On le sait, on l’entend, les extrêmes sont de plus en plus rudes, les inondations se multiplient. Le dimensionnement des équipements de collecte des ruissellements est un vrai défi. D’autant que l’imperméabilisation croissante des sols en lien avec l’urbanisation accroît le volume d’eau à gérer. « Même en Île-de-France, les problèmes d’inondations par ruissellement sont courants. » On apprend ainsi que Jouy-en-Josas était souvent inondée.

« Autrefois, l’eau de pluie était envoyée rapidement vers le milieu naturel. » Si la végétalisation (outre qu’elle permet de lutter contre les îlots de chaleur) améliore l’infiltration dans le sol, elle ne saurait être suffisante en milieu urbain dense. Les avaloirs (les ouvertures le long des trottoirs) évacuent les eaux de ruissellement vers l’égout. L’eau collectée va dans des stations d’épuration avant d’être rejetée dans le milieu naturel. Des bassins de stockage et de dépollution l’eau permettent de faire obstacle (autant que faire se peut) aux inondations. On voit peu ces bassins, car ils sont de plus en plus intégrés dans le paysage urbain et sont parfois souterrains. Celui du parc de Sceaux est des plus discrets.

Comment gérer cela ?

Les collectivités locales sont en charge de l’assainissement des eaux usées et des eaux pluviales. Souvent, elles en délèguent la gestion à une structure intercommunale. Des travaux plus importants échoient au département. Celui des Hauts-de-Seine gère par exemple des murs anti-crues et des collecteurs d’eaux usées. Il existe ensuite des structures plus importantes comme le SIAAP (Syndicat interdépartemental pour l’assainissement de l’agglomération parisienne), une « énorme machine » qui épure des millions de m3 par jour. Il dispose de 6 usines d’épuration, de sites de prétraitement, de relevage, de traitement des sables, de collecteurs, d’équipements de stockage.

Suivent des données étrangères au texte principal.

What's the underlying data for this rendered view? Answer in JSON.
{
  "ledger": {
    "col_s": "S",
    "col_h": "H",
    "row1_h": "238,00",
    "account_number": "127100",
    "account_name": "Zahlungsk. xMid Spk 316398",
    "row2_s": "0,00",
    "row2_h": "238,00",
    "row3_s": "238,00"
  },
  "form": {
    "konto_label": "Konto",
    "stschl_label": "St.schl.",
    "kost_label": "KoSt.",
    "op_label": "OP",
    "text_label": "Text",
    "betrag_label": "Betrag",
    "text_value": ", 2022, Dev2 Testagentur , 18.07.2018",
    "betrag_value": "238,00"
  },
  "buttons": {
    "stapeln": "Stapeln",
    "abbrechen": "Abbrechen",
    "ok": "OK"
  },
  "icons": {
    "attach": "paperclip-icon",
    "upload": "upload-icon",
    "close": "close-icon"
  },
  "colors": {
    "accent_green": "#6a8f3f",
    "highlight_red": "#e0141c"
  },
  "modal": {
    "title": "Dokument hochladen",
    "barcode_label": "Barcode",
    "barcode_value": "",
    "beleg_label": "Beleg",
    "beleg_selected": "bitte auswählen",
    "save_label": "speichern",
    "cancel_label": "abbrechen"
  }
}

Philippe Laurent en fut longtemps vice-président. Prenant la parole, il rappelle son action pour la construction de bassins. Il évoque la construction d’un bassin de stockage de 4 000 m3 destiné à la prévention d’inondations sur le ru d’Aulnay (qui passe par la Vallée aux Loups et alimente le parc de Sceaux) et les travaux de curage du Grand Canal.

Labos et collectivités

Des liens importants existent entre les collectivités et les laboratoires de recherche. Celui d’Auguste Gires est amené à traiter des cas d’étude visant à améliorer des installations. Calculer des probabilités de tel ou tel risque ; comment gérer au mieux les bassins. Souvent, ils ont une double fonction de dépollution et de rétention. On aura appris que si la première est souhaitable tout le temps , la seconde passe devant si les précipitations sont diluviennes. Quelles sont les bonnes pratiques en termes de gestion des stockages ? Voilà une question qui a fait l’objet d’un travail du labo.

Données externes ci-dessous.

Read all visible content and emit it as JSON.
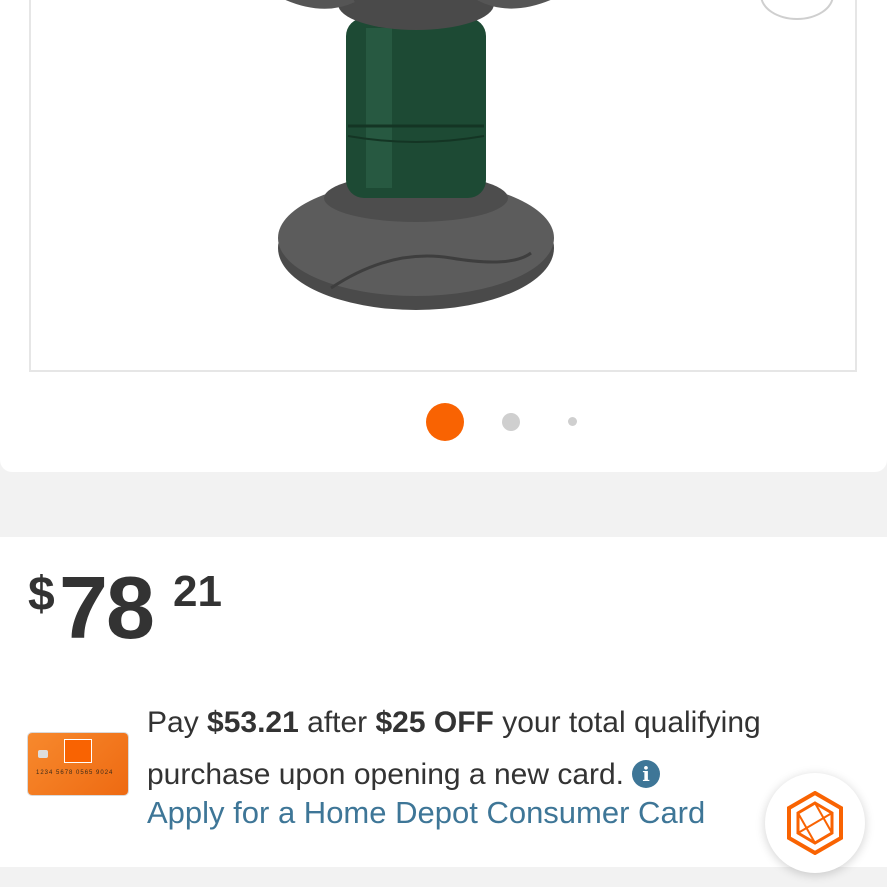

Ce qui n’empêche que la pluie, pour elle-même, est au centre de bien des sujets de recherche. On n’en a pas fini avec la modélisation des précipitations ou la prédiction des risques d’inondation. Il y en a sans doute beaucoup d’autres questions. Ce sont du moins celles qu’on a identifiées pendant l’enrichissante conférence d’Auguste Gires.

Les deux suivantes se dérouleront à 20h à l’Hôtel de Ville (122 rue Houdan). Le jeudi 21 mars, Patrick Michely interviendra sur la protection des océans. Le mardi 23 avril, une troisième conférence sera donnée par Johan Kieken sur l’eau dans l’univers. Trois conférences, trois espaces bien différents avec leurs propres problématiques scientifiques, partageant cependant un même souci de, une même attention à une ressource à la fois menacée et incertaine, source de vie selon l’expression consacrée, source de déluge aussi, l’eau.


Pour en savoir plus

La conférence a été filmée: elle est sur la chaîne Youtube de la ville.

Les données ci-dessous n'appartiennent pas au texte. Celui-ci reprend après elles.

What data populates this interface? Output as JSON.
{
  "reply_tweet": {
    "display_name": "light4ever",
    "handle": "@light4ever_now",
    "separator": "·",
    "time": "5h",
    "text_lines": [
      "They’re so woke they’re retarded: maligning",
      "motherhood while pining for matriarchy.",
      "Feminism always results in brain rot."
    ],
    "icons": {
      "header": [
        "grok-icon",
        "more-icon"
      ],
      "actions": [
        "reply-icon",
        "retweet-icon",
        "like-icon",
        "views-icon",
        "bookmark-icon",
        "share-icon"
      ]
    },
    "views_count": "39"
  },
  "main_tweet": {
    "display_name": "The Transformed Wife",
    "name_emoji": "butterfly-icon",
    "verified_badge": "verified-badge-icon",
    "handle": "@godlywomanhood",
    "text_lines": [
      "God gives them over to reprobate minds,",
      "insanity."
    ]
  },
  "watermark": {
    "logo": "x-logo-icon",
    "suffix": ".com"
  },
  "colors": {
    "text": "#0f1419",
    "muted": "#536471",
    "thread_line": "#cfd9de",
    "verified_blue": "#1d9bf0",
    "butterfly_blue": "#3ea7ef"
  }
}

  1. Maurice Zytnicki Maurice Zytnicki 21 mars 2024

    Je prends avec plaisir votre compliment. Sachez que je compte continuer. De nouvelles conférences sont prévues. L’eau, trop souvent associée au pastis, reste un mystère à comprendre pour lui-même.

  2. patduvar patduvar 20 mars 2024

    Bonjour,
    Article très édifiant. on ne s’est jamais posé autant de question sur la pluie. On n’imaginait même pas. La pluie c’est la pluie. Cela a du être un grand travail de recherche. Bravo à l’auteur.